Tiba-tiba dia panik, entah bagaimana dia bersembunyi di balik Deon, dan terus bertanya, "Apa yang harus aku lakukan?"
"Apa yang harus dilakukan? Dengarkan. Orang ini terlahir untuk meminta tamparan. Dia telah memainkan perasaan Citra sepanjang hari. Itu bukan hal yang baik pada pandangan pertama. Terakhir kali dia berlari ke kamar kami untuk menjadi sombong dan menampar Bobu. … " Deon mengungkapkan rahasia kejahatan Ivan di tempat umum, dan mata orang-orang yang menyaksikan Ivan berangsur-angsur berubah dari simpati menjadi jijik.
Tidaklah memalukan menjadi seorang berandalan, tetapi lebih memalukan untuk berpura-pura memaksa tanpa memiliki kekuatan. Hanya karena seorang gadis yang terlihat lemah dan lembut menendangnya, dia tidak bisa bangun, jadi akan seperti apa wajah dia jika terus melakukan sesuatu yang menjanjikan seperti playboy?
"Atau, haruskah kita mengirimnya ke rumah sakit?" Diva masih sedikit khawatir.
Lupakan, Tuhan memiliki rencana yang baik, Deon mengangguk, dan mengulurkan tangannya untuk membantu Ivan berdiri.

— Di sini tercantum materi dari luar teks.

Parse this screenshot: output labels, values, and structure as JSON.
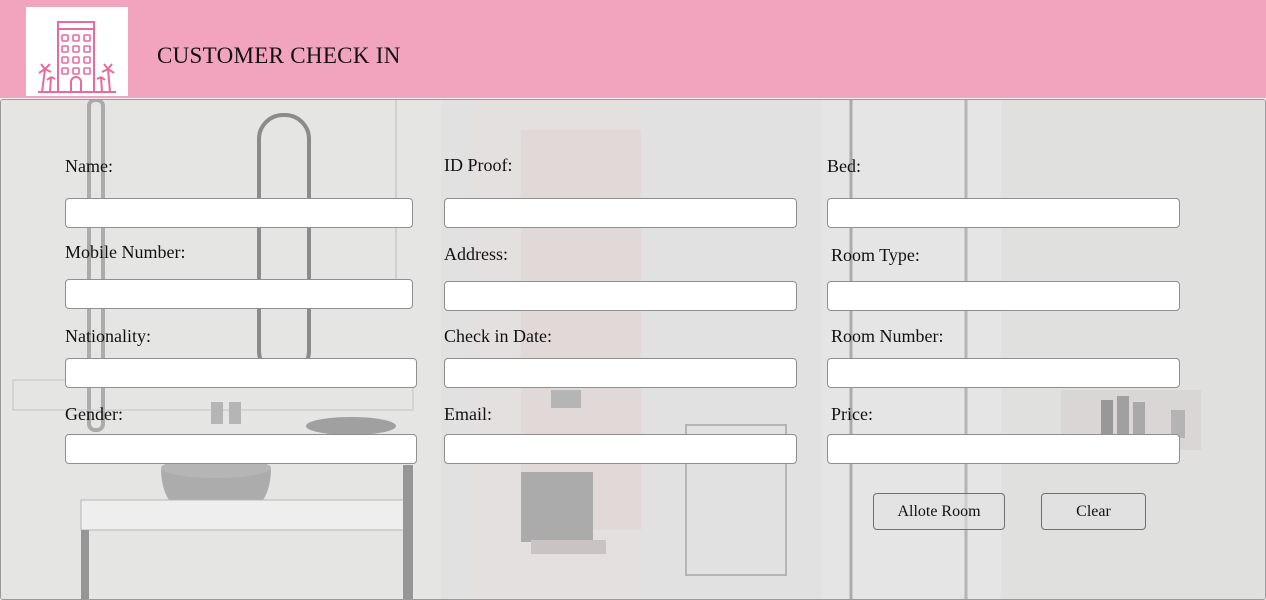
{
  "header": {
    "title": "CUSTOMER CHECK IN",
    "logo_icon": "hotel-building-icon"
  },
  "colors": {
    "header_bg": "#f2a4bf",
    "logo_accent": "#e86a9e"
  },
  "form": {
    "name": {
      "label": "Name:",
      "value": ""
    },
    "id_proof": {
      "label": "ID Proof:",
      "value": ""
    },
    "bed": {
      "label": "Bed:",
      "value": ""
    },
    "mobile": {
      "label": "Mobile Number:",
      "value": ""
    },
    "address": {
      "label": "Address:",
      "value": ""
    },
    "room_type": {
      "label": "Room Type:",
      "value": ""
    },
    "nationality": {
      "label": "Nationality:",
      "value": ""
    },
    "check_in_date": {
      "label": "Check in Date:",
      "value": ""
    },
    "room_number": {
      "label": "Room Number:",
      "value": ""
    },
    "gender": {
      "label": "Gender:",
      "value": ""
    },
    "email": {
      "label": "Email:",
      "value": ""
    },
    "price": {
      "label": "Price:",
      "value": ""
    }
  },
  "actions": {
    "allot_label": "Allote Room",
    "clear_label": "Clear"
  }
}
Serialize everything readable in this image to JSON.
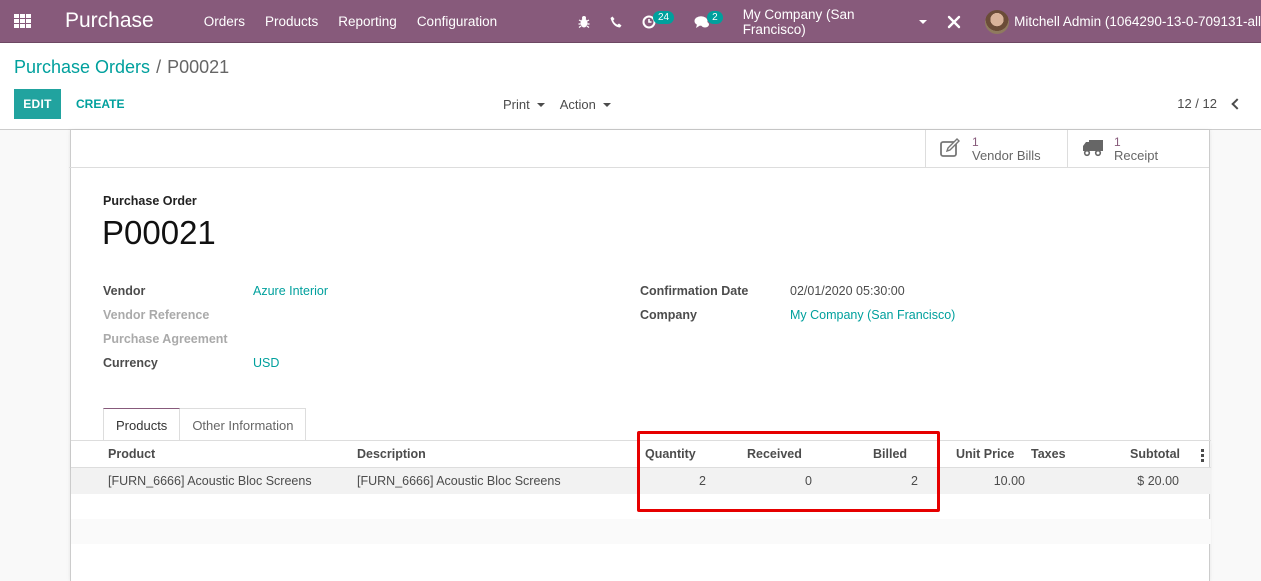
{
  "navbar": {
    "app_title": "Purchase",
    "menu": [
      "Orders",
      "Products",
      "Reporting",
      "Configuration"
    ],
    "activity_count": "24",
    "messages_count": "2",
    "company": "My Company (San Francisco)",
    "user": "Mitchell Admin (1064290-13-0-709131-all"
  },
  "breadcrumb": {
    "parent": "Purchase Orders",
    "separator": "/",
    "current": "P00021"
  },
  "toolbar": {
    "edit_label": "EDIT",
    "create_label": "CREATE",
    "print_label": "Print",
    "action_label": "Action",
    "pager": "12 / 12"
  },
  "smart_buttons": [
    {
      "count": "1",
      "label": "Vendor Bills",
      "icon": "pencil-square-icon"
    },
    {
      "count": "1",
      "label": "Receipt",
      "icon": "truck-icon"
    }
  ],
  "form": {
    "title_label": "Purchase Order",
    "name": "P00021",
    "left_fields": [
      {
        "label": "Vendor",
        "value": "Azure Interior",
        "muted": false
      },
      {
        "label": "Vendor Reference",
        "value": "",
        "muted": true
      },
      {
        "label": "Purchase Agreement",
        "value": "",
        "muted": true
      },
      {
        "label": "Currency",
        "value": "USD",
        "muted": false
      }
    ],
    "right_fields": [
      {
        "label": "Confirmation Date",
        "value": "02/01/2020 05:30:00"
      },
      {
        "label": "Company",
        "value": "My Company (San Francisco)"
      }
    ]
  },
  "tabs": [
    "Products",
    "Other Information"
  ],
  "order_lines": {
    "columns": [
      "Product",
      "Description",
      "Quantity",
      "Received",
      "Billed",
      "Unit Price",
      "Taxes",
      "Subtotal"
    ],
    "rows": [
      {
        "product": "[FURN_6666] Acoustic Bloc Screens",
        "description": "[FURN_6666] Acoustic Bloc Screens",
        "quantity": "2",
        "received": "0",
        "billed": "2",
        "unit_price": "10.00",
        "taxes": "",
        "subtotal": "$ 20.00"
      }
    ]
  },
  "colors": {
    "brand": "#875a7b",
    "accent": "#00a09d",
    "highlight": "#e60000"
  }
}
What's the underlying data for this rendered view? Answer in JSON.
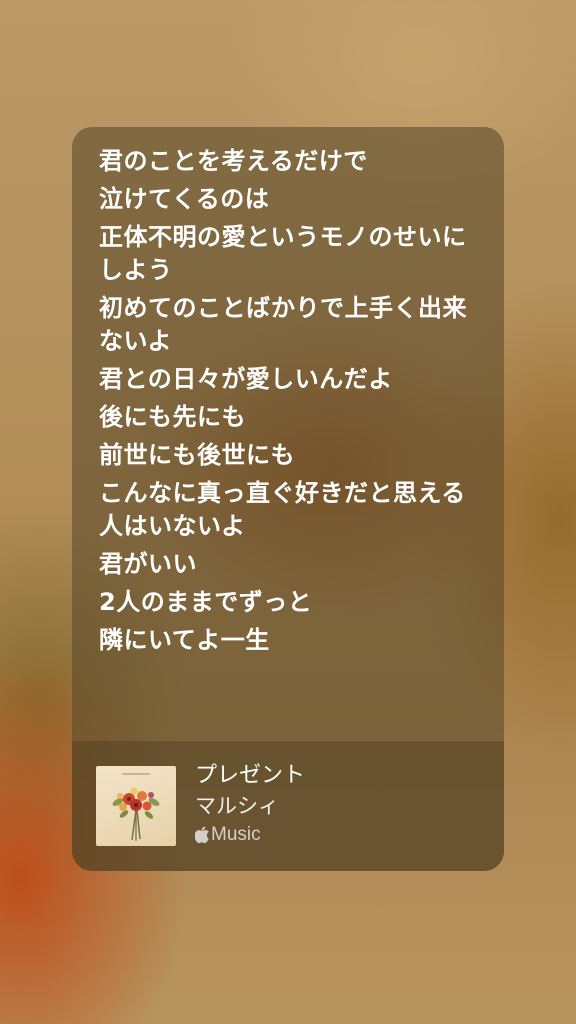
{
  "lyrics": [
    "君のことを考えるだけで",
    "泣けてくるのは",
    "正体不明の愛というモノのせいにしよう",
    "初めてのことばかりで上手く出来ないよ",
    "君との日々が愛しいんだよ",
    "後にも先にも",
    "前世にも後世にも",
    "こんなに真っ直ぐ好きだと思える人はいないよ",
    "君がいい",
    "2人のままでずっと",
    "隣にいてよ一生"
  ],
  "song": {
    "title": "プレゼント",
    "artist": "マルシィ",
    "service": "Music",
    "service_icon": "apple-logo-icon"
  },
  "colors": {
    "card_tint": "#5f4e2d",
    "text": "#ffffff",
    "background": "#b48f56"
  }
}
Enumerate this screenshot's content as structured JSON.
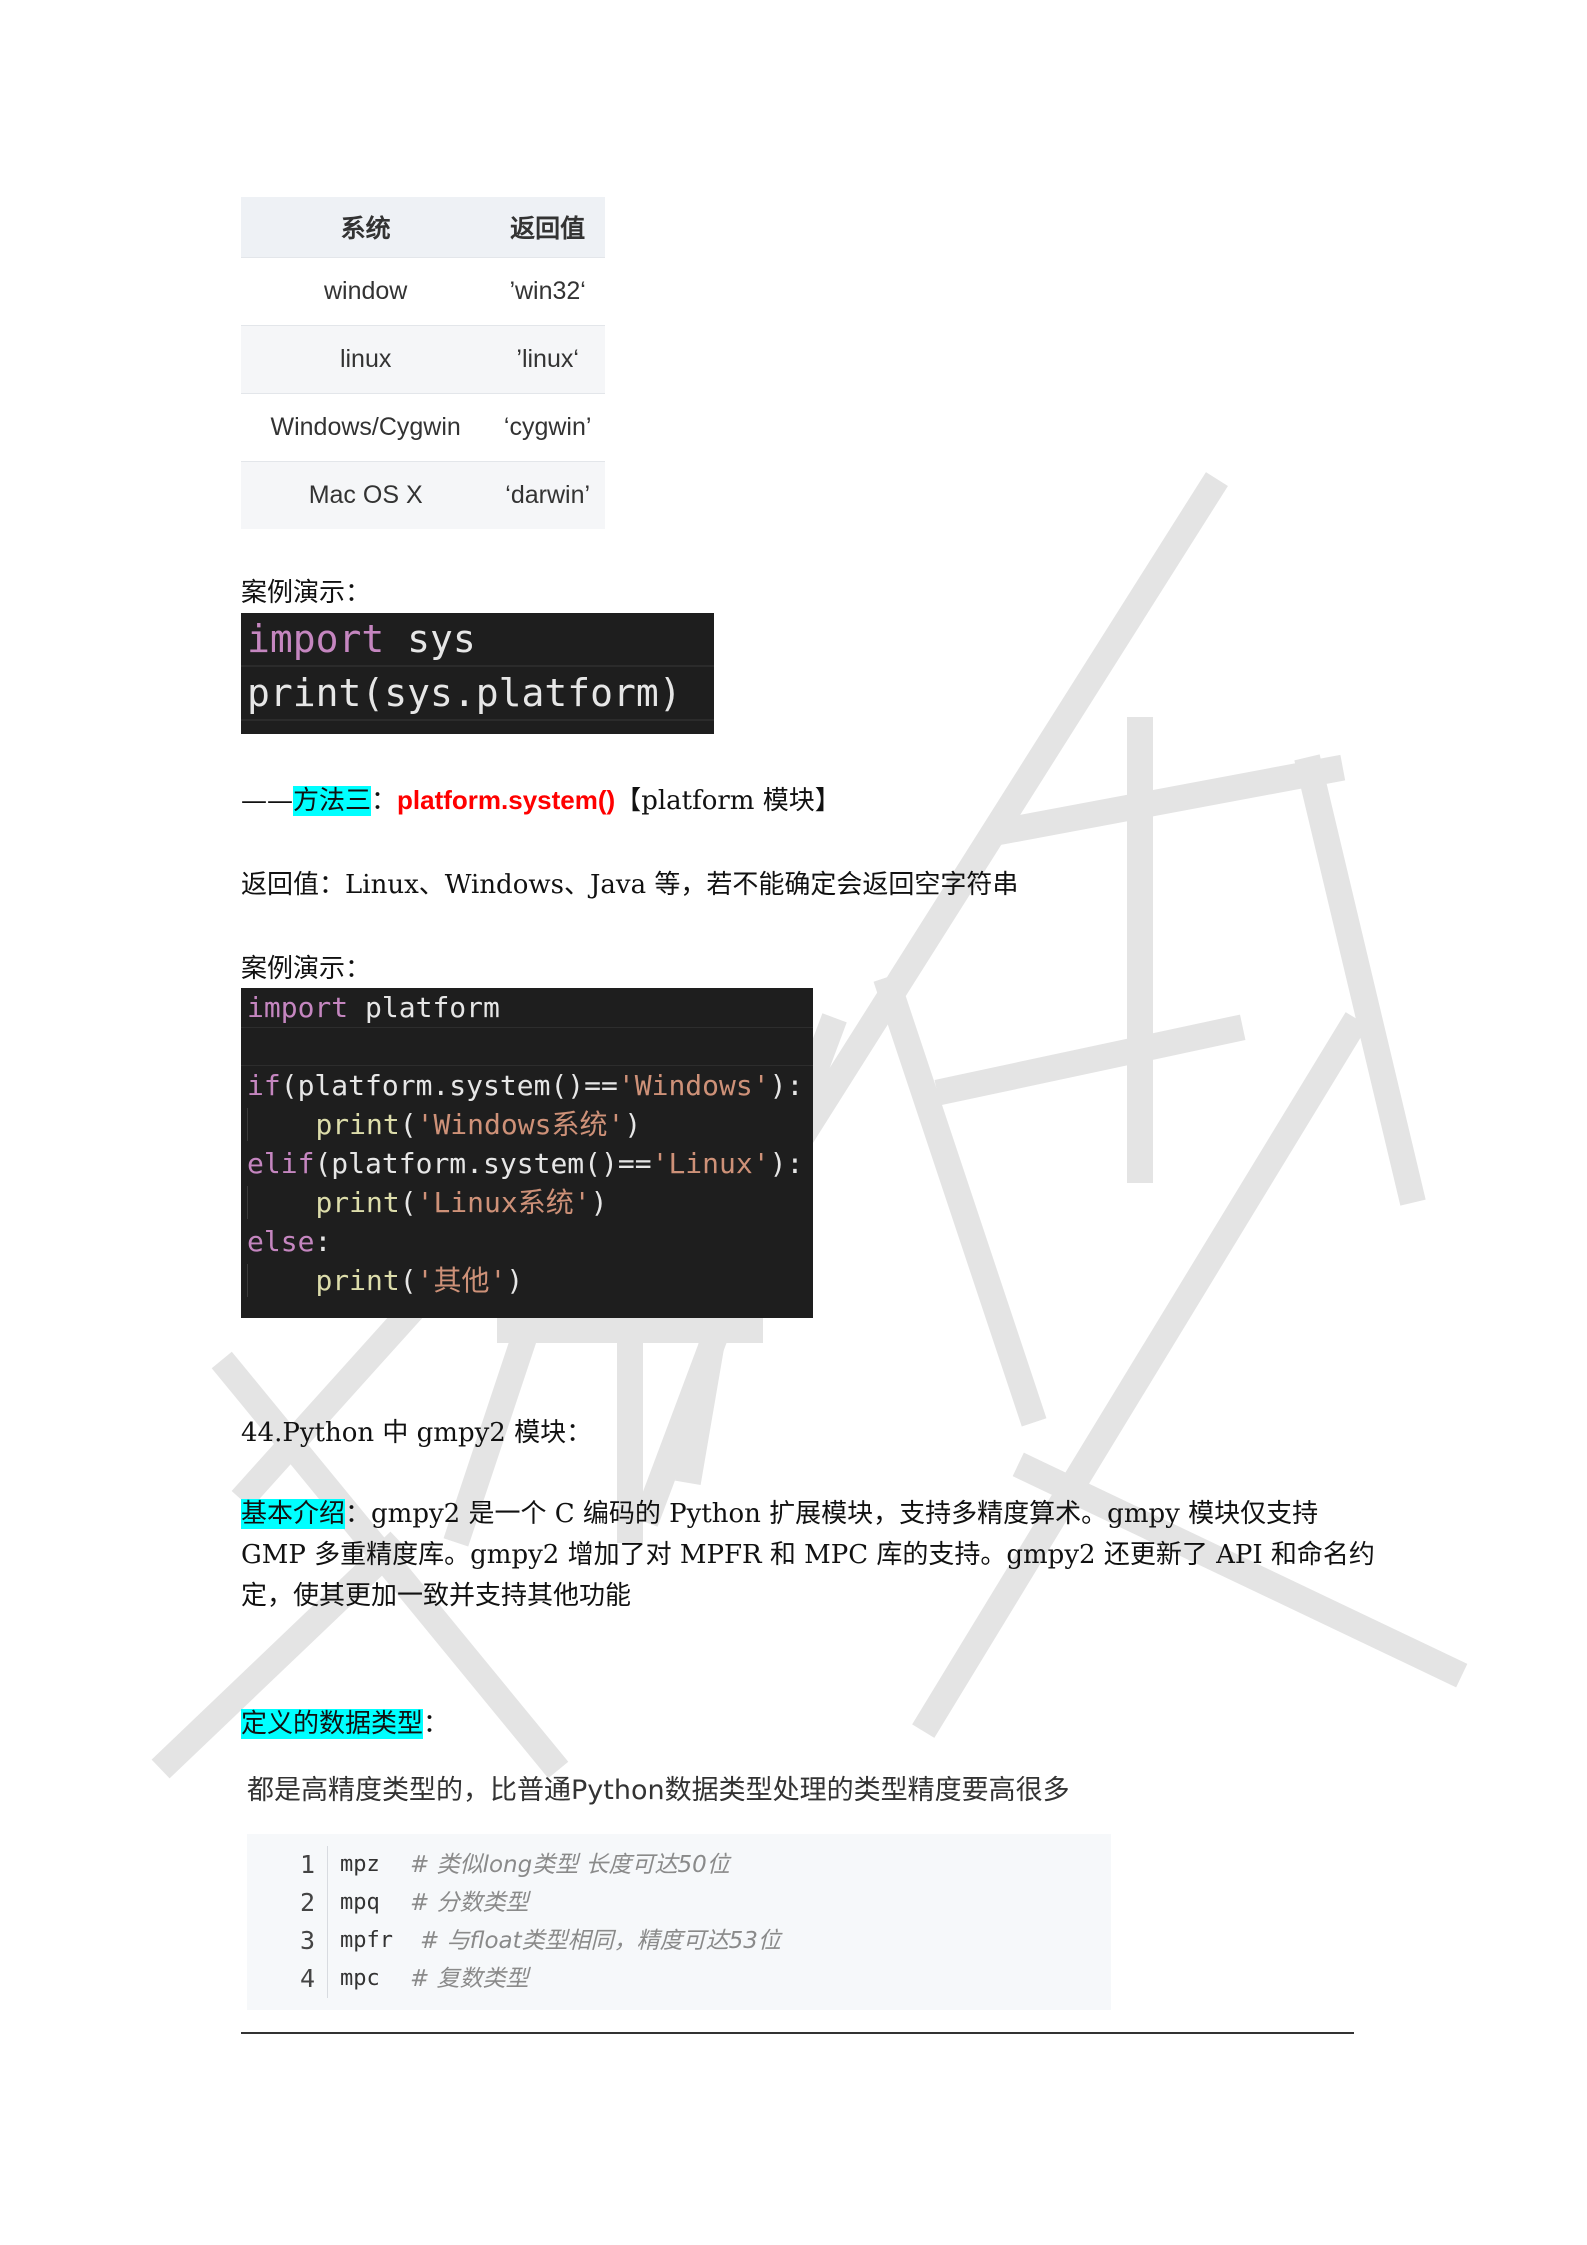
{
  "table": {
    "headers": [
      "系统",
      "返回值"
    ],
    "rows": [
      [
        "window",
        "’win32‘"
      ],
      [
        "linux",
        "’linux‘"
      ],
      [
        "Windows/Cygwin",
        "‘cygwin’"
      ],
      [
        "Mac OS X",
        "‘darwin’"
      ]
    ]
  },
  "demo1": {
    "label": "案例演示：",
    "code": [
      "import",
      " sys",
      "print(sys.platform)"
    ]
  },
  "method3": {
    "prefix": "——",
    "title": "方法三",
    "colon": "：",
    "func": "platform.system()",
    "module": "【platform 模块】"
  },
  "return_text": "返回值：Linux、Windows、Java 等，若不能确定会返回空字符串",
  "demo2": {
    "label": "案例演示：",
    "lines": {
      "l1_kw": "import",
      "l1_rest": " platform",
      "l3_kw": "if",
      "l3_a": "(platform.system()==",
      "l3_str": "'Windows'",
      "l3_b": "):",
      "l4_fn": "print",
      "l4_a": "(",
      "l4_str": "'Windows系统'",
      "l4_b": ")",
      "l5_kw": "elif",
      "l5_a": "(platform.system()==",
      "l5_str": "'Linux'",
      "l5_b": "):",
      "l6_fn": "print",
      "l6_a": "(",
      "l6_str": "'Linux系统'",
      "l6_b": ")",
      "l7_kw": "else",
      "l7_a": ":",
      "l8_fn": "print",
      "l8_a": "(",
      "l8_str": "'其他'",
      "l8_b": ")"
    }
  },
  "section44": "44.Python 中 gmpy2 模块：",
  "intro": {
    "label": "基本介绍",
    "line1": "：gmpy2 是一个 C 编码的 Python 扩展模块，支持多精度算术。gmpy 模块仅支持",
    "line2": "GMP 多重精度库。gmpy2 增加了对 MPFR 和 MPC 库的支持。gmpy2 还更新了 API 和命名约",
    "line3": "定，使其更加一致并支持其他功能"
  },
  "types": {
    "label": "定义的数据类型",
    "colon": "：",
    "desc": "都是高精度类型的，比普通Python数据类型处理的类型精度要高很多",
    "code": [
      {
        "num": "1",
        "type": "mpz",
        "comment": "# 类似long类型 长度可达50位"
      },
      {
        "num": "2",
        "type": "mpq",
        "comment": "# 分数类型"
      },
      {
        "num": "3",
        "type": "mpfr",
        "comment": "# 与float类型相同，精度可达53位"
      },
      {
        "num": "4",
        "type": "mpc",
        "comment": "# 复数类型"
      }
    ]
  }
}
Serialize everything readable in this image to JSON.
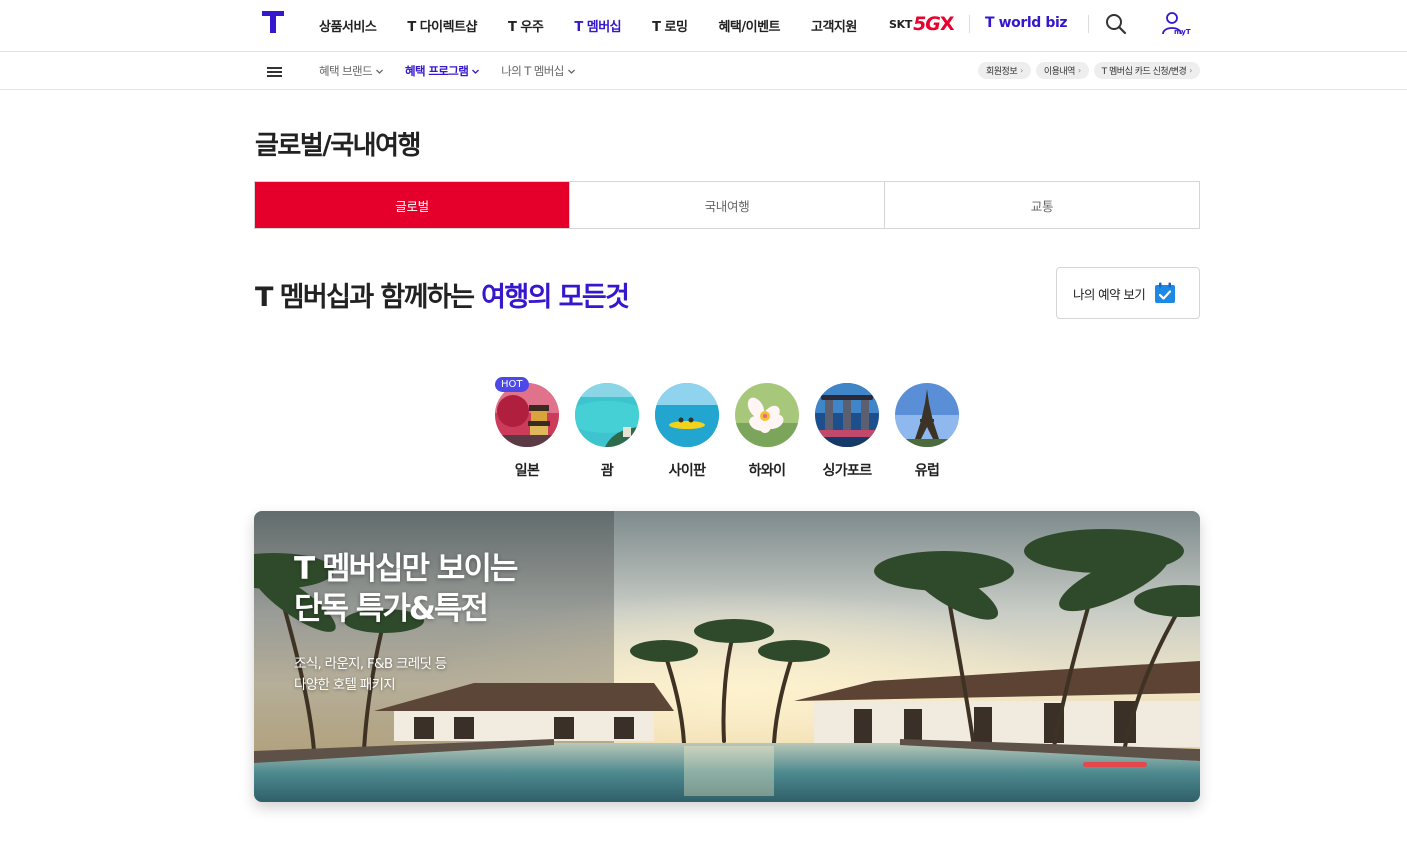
{
  "header": {
    "nav_items": [
      "상품서비스",
      "T 다이렉트샵",
      "T 우주",
      "T 멤버십",
      "T 로밍",
      "혜택/이벤트",
      "고객지원"
    ],
    "active_nav": "T 멤버십",
    "skt_label": "SKT",
    "five_label": "5G",
    "gx_label": "X",
    "tworld_label": "T world biz",
    "myt_label": "myT"
  },
  "subnav": {
    "items": [
      "혜택 브랜드",
      "혜택 프로그램",
      "나의 T 멤버십"
    ],
    "active_item": "혜택 프로그램",
    "quick_links": [
      "회원정보",
      "이용내역",
      "T 멤버십 카드 신청/변경"
    ]
  },
  "page": {
    "title": "글로벌/국내여행",
    "tabs": [
      "글로벌",
      "국내여행",
      "교통"
    ],
    "active_tab": "글로벌"
  },
  "headline": {
    "text_plain": "T 멤버십과 함께하는 ",
    "text_accent": "여행의 모든것"
  },
  "reservation": {
    "label": "나의 예약 보기"
  },
  "destinations": [
    {
      "label": "일본",
      "badge": "HOT"
    },
    {
      "label": "괌"
    },
    {
      "label": "사이판"
    },
    {
      "label": "하와이"
    },
    {
      "label": "싱가포르"
    },
    {
      "label": "유럽"
    }
  ],
  "banner": {
    "title_line1": "T 멤버십만 보이는",
    "title_line2": "단독 특가&특전",
    "subtitle_line1": "조식, 라운지, F&B 크레딧 등",
    "subtitle_line2": "다양한 호텔 패키지"
  },
  "colors": {
    "brand_purple": "#3617ce",
    "active_tab_red": "#e4002b",
    "hot_badge": "#4c49e8",
    "banner_progress": "#e4484a"
  },
  "icons": [
    "t-logo-icon",
    "search-icon",
    "myt-user-icon",
    "menu-icon",
    "chevron-down-icon",
    "calendar-check-icon"
  ]
}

Tanpa diduga, Ivan melambat saat ini. Dia mengulurkan tangannya ke arah Deon dan mengguncangnya dengan tidak sopan. Matanya dipenuhi dengan kebencian yang tak ada habisnya. Dia menunjuk ke hidung Deon dan berkata dengan getir, "Apa yang terjadi hari ini, aku memaafkanmu. Kamu tunggu aku. Jika kamu bisa berkeliling dengan aman di kampus ini, jangan sebut namaku Ivan!" Setelah berbicara, dia berbalik dan pergi dengan langkah yang mengejutkan.
Sia-sia saja, aku dengan baik hati memperlakukannya dengan baik, tapi orang itu malah mengancam orang lain dengan mengarahkan hidungnya. Kalau belum cukup kuat, tetaplah terus berpura-pura dipaksa, orang seperti ini memang terlahir untuk mengemis!